My work is a work in progress, but I did enter it in a site-specific installation that was at an open space, in a cement pit. This choice highlighted many of the structural and sculptural aspects of my research while it eliminated the most important one- it being an abstract body. I had to use the means of language to lead more to the context I wanted to. This in turn made me create a neutral descriptor. Unlike my inspirations, I took the work outside and made it work with the site. Overall, I think I have a long way to go to formulate a more formal opinion about Cement Bodies. Working with the research, the process, and in communication with tutors, fellow students, and friends, has changed the narrative and my own perspective on it multiple times. I think it is a wonderful thing that can happen but deep down I seek to understand better what it is I am trying to do and how I can elevate it to a professional level.

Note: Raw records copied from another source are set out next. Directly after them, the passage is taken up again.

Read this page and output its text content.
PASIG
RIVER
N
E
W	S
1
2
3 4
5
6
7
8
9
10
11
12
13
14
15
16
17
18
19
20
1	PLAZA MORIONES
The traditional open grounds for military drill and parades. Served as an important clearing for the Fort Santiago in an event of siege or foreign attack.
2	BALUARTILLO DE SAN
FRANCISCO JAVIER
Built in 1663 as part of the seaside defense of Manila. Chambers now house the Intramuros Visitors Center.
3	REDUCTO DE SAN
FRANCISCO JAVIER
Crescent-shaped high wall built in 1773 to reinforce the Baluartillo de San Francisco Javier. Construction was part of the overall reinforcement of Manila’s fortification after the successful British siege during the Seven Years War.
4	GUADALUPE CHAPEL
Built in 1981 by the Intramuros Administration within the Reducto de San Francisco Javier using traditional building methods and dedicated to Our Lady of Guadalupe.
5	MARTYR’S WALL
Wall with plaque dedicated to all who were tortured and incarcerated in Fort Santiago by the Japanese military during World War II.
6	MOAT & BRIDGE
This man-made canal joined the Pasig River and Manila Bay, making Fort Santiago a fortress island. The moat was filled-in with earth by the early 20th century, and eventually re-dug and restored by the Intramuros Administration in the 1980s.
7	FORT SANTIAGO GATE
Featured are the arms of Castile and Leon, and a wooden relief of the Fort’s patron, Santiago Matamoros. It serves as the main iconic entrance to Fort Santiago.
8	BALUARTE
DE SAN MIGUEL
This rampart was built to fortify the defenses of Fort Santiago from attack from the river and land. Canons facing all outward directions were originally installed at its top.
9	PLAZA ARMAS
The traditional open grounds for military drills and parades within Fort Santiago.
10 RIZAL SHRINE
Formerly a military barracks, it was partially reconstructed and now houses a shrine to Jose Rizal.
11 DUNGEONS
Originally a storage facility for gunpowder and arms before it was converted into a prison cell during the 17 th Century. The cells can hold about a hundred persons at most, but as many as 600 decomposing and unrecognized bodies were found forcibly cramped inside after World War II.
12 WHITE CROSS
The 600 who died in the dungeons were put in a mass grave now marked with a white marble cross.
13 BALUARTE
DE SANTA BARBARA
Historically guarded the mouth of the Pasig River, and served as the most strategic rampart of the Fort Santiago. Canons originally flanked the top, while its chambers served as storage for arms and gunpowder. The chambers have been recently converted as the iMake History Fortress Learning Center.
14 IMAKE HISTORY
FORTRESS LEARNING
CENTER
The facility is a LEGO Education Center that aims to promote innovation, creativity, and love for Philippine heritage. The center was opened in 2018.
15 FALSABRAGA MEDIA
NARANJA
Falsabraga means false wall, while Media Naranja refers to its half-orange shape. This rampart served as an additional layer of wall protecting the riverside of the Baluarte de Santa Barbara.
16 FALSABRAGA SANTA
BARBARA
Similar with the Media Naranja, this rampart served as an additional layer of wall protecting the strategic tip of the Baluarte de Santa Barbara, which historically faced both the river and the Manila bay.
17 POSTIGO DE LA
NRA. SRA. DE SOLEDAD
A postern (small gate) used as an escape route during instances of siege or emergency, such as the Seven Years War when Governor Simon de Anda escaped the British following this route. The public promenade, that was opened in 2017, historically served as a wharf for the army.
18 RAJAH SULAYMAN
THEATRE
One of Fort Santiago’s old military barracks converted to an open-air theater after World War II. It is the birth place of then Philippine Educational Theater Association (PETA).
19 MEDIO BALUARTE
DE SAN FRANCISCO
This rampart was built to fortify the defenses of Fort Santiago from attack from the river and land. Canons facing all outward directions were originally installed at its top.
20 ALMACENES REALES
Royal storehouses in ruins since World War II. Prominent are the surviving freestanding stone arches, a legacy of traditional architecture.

Noun Gaze 1.1 [in singular] (in literary theory) a particular perspective taken to embody certain aspects of the relationship between observer and observed, especially as reflected in the way in which an author or film director (unconsciously or otherwise) directs attention.https://www.lexico.com/en/definition/gaze
P.S.
- To note: the female gaze is not the same male gaze being used by a female and looking at men in the sexually aggressive way.
- Not necessarily just cis gender women.
This is the manifesto at the final assessment.
I placed it together with the Manifesto of Futurism as I was rephrasing their manifesto to make it fit more with the current times.
I have hand written it and made it more loose than the original.